【コラム第1回】睡眠の検査ってどんなことをするの?

皆さんはよく眠れていますか?寝すぎたりしていませんか?
眠れない、寝すぎてしまうは睡眠の病気の可能性があります。
治療のためには診察し、検査を行う必要があります。
「睡眠の検査ってどんなことをするのだろう。」そんな疑問が出てくると思います。
今回から睡眠の検査や検査で調べていること、結果の項目などご説明していこうと思います。
第1回目はPSGです。
PSGはPolysomnography(ポリソムノグラフィー)の略語になります。終夜睡眠ポリグラフィーともいわれています。
PSGは様々な生体信号を取得し、測定する睡眠の検査の中でも精密検査に位置します。
調べる項目は脳波、眼電図、顎筋電図、胸腹ベルトセンサ、心電図、脚筋電図、酸素飽和度センサ(SpO2)と7種類のセンサを基本に装着します。患者様の困っている病態によってはセンサの数を増やして検査を行います。(写真)
「こんなに多くのセンサを付けると眠れないのでは?」
当院では専任の臨床検査技師がセンサの装着から検査中の監視、検査終了時のセンサの取り外し、取得データの解析、結果報告まで行っています。

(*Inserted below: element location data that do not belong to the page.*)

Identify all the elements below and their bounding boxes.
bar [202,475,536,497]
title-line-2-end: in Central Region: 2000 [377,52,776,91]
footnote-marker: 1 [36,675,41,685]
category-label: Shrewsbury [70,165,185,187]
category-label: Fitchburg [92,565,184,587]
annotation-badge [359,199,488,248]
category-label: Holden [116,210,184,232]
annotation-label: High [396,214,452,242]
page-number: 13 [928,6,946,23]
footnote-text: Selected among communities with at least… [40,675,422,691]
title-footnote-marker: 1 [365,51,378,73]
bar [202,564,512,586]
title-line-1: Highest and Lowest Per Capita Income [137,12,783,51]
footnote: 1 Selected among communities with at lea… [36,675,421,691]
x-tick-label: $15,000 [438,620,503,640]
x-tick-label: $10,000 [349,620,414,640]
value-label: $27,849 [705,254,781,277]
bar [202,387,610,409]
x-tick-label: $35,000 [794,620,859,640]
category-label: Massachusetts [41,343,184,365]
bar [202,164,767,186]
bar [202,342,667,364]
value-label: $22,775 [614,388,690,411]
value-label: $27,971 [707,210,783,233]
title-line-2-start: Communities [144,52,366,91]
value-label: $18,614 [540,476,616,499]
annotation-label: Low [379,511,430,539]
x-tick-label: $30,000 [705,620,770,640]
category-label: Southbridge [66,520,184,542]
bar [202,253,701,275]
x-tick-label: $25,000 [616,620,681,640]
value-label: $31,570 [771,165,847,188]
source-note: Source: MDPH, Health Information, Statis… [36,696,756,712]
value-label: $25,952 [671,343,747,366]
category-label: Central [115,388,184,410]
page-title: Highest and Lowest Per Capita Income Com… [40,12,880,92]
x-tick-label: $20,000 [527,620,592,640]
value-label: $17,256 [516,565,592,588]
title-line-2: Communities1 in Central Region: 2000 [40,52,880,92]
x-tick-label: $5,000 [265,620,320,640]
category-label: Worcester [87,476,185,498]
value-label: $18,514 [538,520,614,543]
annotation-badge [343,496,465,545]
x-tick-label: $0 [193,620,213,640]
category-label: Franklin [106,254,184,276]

したがって検査を開始して、眠れない状況が続く場合、眠れるお薬を使うなど、寝づらい理由に対し、その場の対応が可能なため一睡もできない状態にはなりません。
ここで当院の検査当日のスケジュールをお話しします。
センサの装着は19時もしくは21時(検査するお部屋によって変わります。)から始めます。装着時間は30~40分です。装着後は消灯時間までゆっくりとお過ごしいただきます。装着したセンサは過度な侵襲性はないので、この時間で装着した状態に慣れる患者様が多いです。
「装着後は動けないの?」「トイレはどうするの?」
センサは専用の箱につながります。さらにこの箱は記録器本体にケーブルでつながっているため患者様は移動の際はケーブルの届く範囲で箱を持っての移動となります。
各部屋には備え付けのナースコールがあります。このナースコールでお知らせいただくと担当技師がケーブルを外し、トイレにいっていただけます。動きづらくなりますが、拘束性は少ない検査です。
「枕が変わると眠れない。」「いつもと同じ格好で眠りたい。」
枕は備え付けの枕がありますが、普段ご使用の枕をお持ちいただいても構いません。
また、服装も普段お休みになられるパジャマ等をご使用になられてもOKです。
入院着のレンタル(詳細は受付にて)も行っているので手ぶらで検査を受けることも可能です。
消灯は22時前後に行い、起床は6時ごろになります。いずれも担当検査技師からお声をかけて検査を始め、終了します。
検査中は実際の波形をリアルタイムで見ています。また、ビデオカメラの映像を通じて寝ている状態を確認しながら行っています。したがって異常行動がないかも含めて監視、観察し安全・安心して検査を受けていただいています。
次回から各センサが何を調べているかお話ししていこうと思います。